Kepala Badan Keuangan Daerah (BKD) Kota Depok Nina Suzana menjelaskan, pemasangan aplikasi ini sebagai alat perekam data transaksi secara online, sehingga transaksi pajak di restoran, pusat belanja, hotel, tempat parkir dan lainya bisa dipantau langsung Pemkof Depok dan KPK.

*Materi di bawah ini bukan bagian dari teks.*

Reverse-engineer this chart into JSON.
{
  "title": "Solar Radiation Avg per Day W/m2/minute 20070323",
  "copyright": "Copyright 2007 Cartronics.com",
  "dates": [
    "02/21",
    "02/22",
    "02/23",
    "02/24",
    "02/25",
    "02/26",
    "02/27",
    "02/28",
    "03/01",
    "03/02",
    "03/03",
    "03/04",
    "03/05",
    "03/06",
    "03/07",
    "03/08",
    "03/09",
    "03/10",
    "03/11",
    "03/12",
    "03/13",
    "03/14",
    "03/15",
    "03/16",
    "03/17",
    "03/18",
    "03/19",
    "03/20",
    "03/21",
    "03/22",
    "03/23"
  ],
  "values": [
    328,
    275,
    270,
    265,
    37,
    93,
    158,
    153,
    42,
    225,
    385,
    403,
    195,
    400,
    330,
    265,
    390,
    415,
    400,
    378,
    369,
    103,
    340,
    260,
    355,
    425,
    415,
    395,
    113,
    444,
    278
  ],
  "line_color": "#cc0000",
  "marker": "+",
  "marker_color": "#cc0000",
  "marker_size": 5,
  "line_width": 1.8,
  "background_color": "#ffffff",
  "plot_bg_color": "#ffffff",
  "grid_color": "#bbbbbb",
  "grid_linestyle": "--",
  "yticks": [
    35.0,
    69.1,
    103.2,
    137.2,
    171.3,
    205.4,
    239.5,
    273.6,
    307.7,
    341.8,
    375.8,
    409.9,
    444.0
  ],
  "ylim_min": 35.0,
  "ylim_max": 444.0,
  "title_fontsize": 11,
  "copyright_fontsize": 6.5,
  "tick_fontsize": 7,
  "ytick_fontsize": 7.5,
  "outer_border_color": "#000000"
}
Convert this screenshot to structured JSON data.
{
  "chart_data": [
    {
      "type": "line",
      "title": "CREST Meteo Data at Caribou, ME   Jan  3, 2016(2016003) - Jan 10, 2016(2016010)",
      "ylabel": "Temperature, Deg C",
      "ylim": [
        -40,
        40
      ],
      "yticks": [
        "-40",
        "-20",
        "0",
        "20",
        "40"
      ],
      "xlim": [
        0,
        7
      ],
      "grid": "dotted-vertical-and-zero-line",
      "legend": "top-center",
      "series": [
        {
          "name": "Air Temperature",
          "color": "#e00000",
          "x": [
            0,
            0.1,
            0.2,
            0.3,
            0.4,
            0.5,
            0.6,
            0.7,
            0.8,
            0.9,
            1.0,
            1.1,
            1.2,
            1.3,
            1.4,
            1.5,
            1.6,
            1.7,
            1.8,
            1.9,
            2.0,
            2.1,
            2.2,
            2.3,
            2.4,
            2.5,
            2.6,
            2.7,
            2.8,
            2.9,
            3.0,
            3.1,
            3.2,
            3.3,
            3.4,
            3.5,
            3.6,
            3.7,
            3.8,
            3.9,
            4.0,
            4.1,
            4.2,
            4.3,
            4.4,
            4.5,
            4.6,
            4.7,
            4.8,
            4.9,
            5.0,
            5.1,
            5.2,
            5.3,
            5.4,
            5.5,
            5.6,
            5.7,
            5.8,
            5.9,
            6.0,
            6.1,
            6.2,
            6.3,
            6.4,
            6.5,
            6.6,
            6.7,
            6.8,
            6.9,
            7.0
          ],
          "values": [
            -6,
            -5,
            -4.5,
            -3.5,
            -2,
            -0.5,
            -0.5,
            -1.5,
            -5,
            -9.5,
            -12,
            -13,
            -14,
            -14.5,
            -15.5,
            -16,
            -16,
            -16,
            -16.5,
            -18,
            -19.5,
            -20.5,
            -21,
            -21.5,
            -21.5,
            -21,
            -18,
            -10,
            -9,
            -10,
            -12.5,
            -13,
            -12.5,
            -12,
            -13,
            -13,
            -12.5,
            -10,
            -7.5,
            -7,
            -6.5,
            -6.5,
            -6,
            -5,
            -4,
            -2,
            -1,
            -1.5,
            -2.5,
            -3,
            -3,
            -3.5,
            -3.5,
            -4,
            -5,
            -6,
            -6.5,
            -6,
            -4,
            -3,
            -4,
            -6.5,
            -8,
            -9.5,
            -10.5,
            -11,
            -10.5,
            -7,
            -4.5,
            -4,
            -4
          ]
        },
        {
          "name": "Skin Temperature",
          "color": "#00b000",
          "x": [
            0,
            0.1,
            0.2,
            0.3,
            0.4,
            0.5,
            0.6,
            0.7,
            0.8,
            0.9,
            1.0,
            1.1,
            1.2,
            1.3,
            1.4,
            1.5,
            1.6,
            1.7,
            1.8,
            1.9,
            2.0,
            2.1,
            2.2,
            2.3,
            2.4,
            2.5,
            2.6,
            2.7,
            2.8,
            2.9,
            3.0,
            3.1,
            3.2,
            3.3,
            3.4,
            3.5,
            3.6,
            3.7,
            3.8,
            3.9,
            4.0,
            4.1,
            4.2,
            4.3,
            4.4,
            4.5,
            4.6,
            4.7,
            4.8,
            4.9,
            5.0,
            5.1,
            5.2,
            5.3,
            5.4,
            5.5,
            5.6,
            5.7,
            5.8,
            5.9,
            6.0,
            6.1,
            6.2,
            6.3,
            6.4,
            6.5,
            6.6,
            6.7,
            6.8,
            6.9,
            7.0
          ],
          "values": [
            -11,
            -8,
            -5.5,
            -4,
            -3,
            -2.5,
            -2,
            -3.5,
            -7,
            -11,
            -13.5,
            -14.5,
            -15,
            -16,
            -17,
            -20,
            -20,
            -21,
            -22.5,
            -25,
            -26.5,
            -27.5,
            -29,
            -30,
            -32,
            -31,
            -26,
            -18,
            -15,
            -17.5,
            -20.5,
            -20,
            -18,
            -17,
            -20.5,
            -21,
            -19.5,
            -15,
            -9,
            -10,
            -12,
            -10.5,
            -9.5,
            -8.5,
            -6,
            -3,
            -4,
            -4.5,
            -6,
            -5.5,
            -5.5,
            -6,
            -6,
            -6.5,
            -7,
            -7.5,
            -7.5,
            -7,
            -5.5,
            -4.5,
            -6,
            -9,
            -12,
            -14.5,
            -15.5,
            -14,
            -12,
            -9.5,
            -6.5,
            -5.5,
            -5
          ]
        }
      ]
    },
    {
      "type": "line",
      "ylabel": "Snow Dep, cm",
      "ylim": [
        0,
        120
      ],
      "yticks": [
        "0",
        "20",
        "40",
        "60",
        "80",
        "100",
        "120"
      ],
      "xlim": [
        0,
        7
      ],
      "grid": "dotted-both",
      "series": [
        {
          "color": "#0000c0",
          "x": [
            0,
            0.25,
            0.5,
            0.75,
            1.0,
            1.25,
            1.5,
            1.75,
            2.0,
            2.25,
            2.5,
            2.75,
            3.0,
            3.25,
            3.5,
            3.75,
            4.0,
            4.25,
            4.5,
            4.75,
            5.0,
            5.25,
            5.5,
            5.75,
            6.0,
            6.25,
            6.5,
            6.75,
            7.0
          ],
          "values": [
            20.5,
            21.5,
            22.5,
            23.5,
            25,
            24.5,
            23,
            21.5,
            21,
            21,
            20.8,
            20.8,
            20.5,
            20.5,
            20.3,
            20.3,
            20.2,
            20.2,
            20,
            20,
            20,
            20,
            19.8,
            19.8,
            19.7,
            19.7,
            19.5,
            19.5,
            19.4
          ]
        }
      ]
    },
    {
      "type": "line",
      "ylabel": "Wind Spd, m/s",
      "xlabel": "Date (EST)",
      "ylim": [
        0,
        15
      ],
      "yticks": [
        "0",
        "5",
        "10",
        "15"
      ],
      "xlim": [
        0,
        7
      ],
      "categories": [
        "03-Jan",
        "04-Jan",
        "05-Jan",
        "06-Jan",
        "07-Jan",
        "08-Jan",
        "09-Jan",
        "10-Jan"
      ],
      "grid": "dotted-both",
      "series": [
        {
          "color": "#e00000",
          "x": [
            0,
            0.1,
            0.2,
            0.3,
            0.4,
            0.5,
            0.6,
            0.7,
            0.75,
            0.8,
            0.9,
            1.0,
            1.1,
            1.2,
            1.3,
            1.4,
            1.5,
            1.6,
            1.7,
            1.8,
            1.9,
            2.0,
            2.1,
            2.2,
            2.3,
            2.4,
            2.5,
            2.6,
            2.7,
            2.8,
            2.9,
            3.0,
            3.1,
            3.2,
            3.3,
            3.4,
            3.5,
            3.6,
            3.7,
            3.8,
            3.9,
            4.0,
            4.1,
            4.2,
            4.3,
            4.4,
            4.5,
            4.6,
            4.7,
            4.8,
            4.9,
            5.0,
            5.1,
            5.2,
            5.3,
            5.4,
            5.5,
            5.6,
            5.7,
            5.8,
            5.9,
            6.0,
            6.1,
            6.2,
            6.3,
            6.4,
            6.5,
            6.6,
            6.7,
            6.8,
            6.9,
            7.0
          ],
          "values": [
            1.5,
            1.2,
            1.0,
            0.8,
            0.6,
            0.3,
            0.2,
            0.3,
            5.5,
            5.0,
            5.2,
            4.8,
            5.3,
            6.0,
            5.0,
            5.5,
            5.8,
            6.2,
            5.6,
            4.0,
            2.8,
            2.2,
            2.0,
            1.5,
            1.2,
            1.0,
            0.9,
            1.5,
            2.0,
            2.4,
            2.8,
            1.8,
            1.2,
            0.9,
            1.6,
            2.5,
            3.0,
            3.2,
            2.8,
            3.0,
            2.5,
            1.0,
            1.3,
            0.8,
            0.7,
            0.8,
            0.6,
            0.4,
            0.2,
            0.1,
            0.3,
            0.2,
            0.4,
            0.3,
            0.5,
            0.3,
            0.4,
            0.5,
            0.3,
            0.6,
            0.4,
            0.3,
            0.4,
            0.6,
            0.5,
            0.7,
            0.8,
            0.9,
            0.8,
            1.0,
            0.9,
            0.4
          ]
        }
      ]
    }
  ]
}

“Baru Kota Depok yang menerapkan sistem ini. Untuk alat bantuan dari Bank Jabar Banten (BJB),” jelas Nina saat ancara implementasi alat perekam data on line di Jalan Margonda, Kota Depok, Jumat (17/1/2020).

Menurut Nina, dipasang alat tersebut semua transaksi bisa dipantau oleh Pemkot Depok khususnya untuk pajak restoran, parkir, hotel, dan lainya. “Saat ini yang sudah diterapkan ada 50 titik, antara lain 30 alat ditempatkan di restoran dan 20 alat di tempat parkir, hotel, dan tempat hiburan. Target di 2020 sebanyak 200 alat terpasang dan terealisasikan alatnya oleh BJB,” ungkapnya.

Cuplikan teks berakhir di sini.